User Application (Legacy): Uses the password management program that Identity Manager traditionally has used. This option also allows you to use an external password management program.
This check box parameter applies only when you want to use SSPR.
Specifies whether you want users to recover a forgotten password without contacting a help desk.
You must also configure the challenge-response policies for the Forgotten Password feature. For more information, see the NetIQ Self Service Password Reset Administration Guide.
This menu list applies only when you select User Application (Legacy).
Specifies whether you want to use the password management system integrated with the User Application or an external system.
Internal: Use the default internal Password Management functionality, ./jsps/pwdmgt/ForgotPassword.jsp (without the http(s) protocol at the beginning). This redirects the user to the Forgot Password functionality built into the User Application, rather than to an external WAR.
External: Use an e external Forgot Password WAR to call back the User Application through a web service. You must also specify the settings for the external system.
Applies only when you want to use an external password management system.
Specifies the URL that points to the Forgot Password functionality page. Specify a ForgotPassword.jsp file in an external or internal password management WAR.
Applies only when you want to use an external password management system.
Specifies the URL for the Forgot Password Return Link that the user can click after performing a forgot password operation.
Applies only when you want to use an external password management system.

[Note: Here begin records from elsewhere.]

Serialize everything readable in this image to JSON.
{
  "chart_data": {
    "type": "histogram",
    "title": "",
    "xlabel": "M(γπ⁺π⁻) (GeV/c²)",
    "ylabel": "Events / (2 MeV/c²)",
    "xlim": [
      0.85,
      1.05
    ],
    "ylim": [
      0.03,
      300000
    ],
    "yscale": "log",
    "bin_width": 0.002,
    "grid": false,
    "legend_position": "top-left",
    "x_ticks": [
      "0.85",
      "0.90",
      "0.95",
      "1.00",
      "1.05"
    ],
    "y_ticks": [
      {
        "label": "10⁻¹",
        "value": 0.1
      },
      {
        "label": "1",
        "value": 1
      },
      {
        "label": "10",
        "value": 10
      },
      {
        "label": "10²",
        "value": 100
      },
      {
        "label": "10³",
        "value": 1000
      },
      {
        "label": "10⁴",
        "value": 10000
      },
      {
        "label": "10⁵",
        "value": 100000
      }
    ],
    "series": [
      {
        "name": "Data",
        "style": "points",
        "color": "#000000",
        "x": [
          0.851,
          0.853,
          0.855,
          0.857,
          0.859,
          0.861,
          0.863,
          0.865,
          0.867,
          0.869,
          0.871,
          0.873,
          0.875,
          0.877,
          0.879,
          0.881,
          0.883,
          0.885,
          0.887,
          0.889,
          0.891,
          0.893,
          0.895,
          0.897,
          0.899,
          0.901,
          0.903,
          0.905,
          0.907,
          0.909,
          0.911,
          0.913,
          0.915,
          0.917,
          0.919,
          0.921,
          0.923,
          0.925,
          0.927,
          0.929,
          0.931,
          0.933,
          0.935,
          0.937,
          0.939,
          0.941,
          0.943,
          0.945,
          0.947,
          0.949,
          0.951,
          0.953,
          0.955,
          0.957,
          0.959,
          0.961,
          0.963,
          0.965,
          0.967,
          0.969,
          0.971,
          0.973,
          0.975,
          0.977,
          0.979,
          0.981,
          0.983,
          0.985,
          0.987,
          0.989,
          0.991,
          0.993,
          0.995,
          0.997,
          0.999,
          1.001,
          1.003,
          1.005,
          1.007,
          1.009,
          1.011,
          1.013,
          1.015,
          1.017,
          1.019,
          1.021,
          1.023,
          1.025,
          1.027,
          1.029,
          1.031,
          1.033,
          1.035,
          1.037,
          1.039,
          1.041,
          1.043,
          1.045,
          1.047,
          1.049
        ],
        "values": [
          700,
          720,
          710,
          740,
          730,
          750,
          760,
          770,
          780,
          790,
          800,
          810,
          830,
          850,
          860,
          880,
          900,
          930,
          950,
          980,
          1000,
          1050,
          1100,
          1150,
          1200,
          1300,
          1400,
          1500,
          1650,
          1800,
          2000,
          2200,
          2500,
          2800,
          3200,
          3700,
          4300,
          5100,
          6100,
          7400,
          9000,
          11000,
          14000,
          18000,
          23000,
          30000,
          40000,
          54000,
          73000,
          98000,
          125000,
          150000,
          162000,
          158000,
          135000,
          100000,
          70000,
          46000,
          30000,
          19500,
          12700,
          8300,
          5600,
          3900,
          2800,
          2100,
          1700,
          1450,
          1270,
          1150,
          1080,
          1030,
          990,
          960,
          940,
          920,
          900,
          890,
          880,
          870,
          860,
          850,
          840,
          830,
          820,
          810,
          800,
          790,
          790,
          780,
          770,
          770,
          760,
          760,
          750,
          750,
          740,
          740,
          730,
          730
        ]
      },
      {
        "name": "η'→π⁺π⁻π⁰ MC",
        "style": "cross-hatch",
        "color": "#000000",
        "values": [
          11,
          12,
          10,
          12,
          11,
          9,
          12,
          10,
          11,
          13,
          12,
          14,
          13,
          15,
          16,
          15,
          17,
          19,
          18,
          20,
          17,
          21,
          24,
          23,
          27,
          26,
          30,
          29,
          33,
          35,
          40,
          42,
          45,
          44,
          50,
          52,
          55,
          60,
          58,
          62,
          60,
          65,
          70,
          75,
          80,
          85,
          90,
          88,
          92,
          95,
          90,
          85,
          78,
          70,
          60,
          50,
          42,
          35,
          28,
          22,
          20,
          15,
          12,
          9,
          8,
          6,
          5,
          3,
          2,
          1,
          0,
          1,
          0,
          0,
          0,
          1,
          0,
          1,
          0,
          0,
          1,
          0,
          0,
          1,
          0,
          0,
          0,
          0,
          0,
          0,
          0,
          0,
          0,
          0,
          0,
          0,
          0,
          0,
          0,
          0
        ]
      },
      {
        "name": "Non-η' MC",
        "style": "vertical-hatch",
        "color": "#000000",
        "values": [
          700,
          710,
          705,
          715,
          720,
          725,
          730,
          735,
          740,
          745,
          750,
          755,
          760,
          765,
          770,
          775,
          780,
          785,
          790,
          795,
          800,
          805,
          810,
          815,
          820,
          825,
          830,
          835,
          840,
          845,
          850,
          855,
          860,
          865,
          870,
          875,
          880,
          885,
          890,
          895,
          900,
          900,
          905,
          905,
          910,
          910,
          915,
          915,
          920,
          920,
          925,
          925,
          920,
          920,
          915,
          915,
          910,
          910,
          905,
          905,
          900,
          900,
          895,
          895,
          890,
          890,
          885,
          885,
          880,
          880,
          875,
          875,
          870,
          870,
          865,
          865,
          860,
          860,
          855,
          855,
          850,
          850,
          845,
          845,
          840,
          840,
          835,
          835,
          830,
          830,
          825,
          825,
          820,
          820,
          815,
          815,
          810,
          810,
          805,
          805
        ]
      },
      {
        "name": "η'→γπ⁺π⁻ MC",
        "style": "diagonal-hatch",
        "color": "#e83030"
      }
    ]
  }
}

Specifies the URL that the External Forgot Password WAR will use to call back to the User Application to perform core forgot password functionalities. Use the following format:
https://<idmhost>:<sslport>/<idm>/ pwdmgt/service
This section defines the values that allows Identity Manager to communicate with NetIQ Sentinel for event auditing.
Specifies a custom public key certificate that you want the OSP server to use to authenticate audit messages sent to the audit system.
For information about configuring certificates for Novell Audit, see “Managing Certificates” in the Novell Audit Administration Guide.
Specifies the path to the custom private key file that you want the OSP server to use to authenticate audit messages sent to the audit system.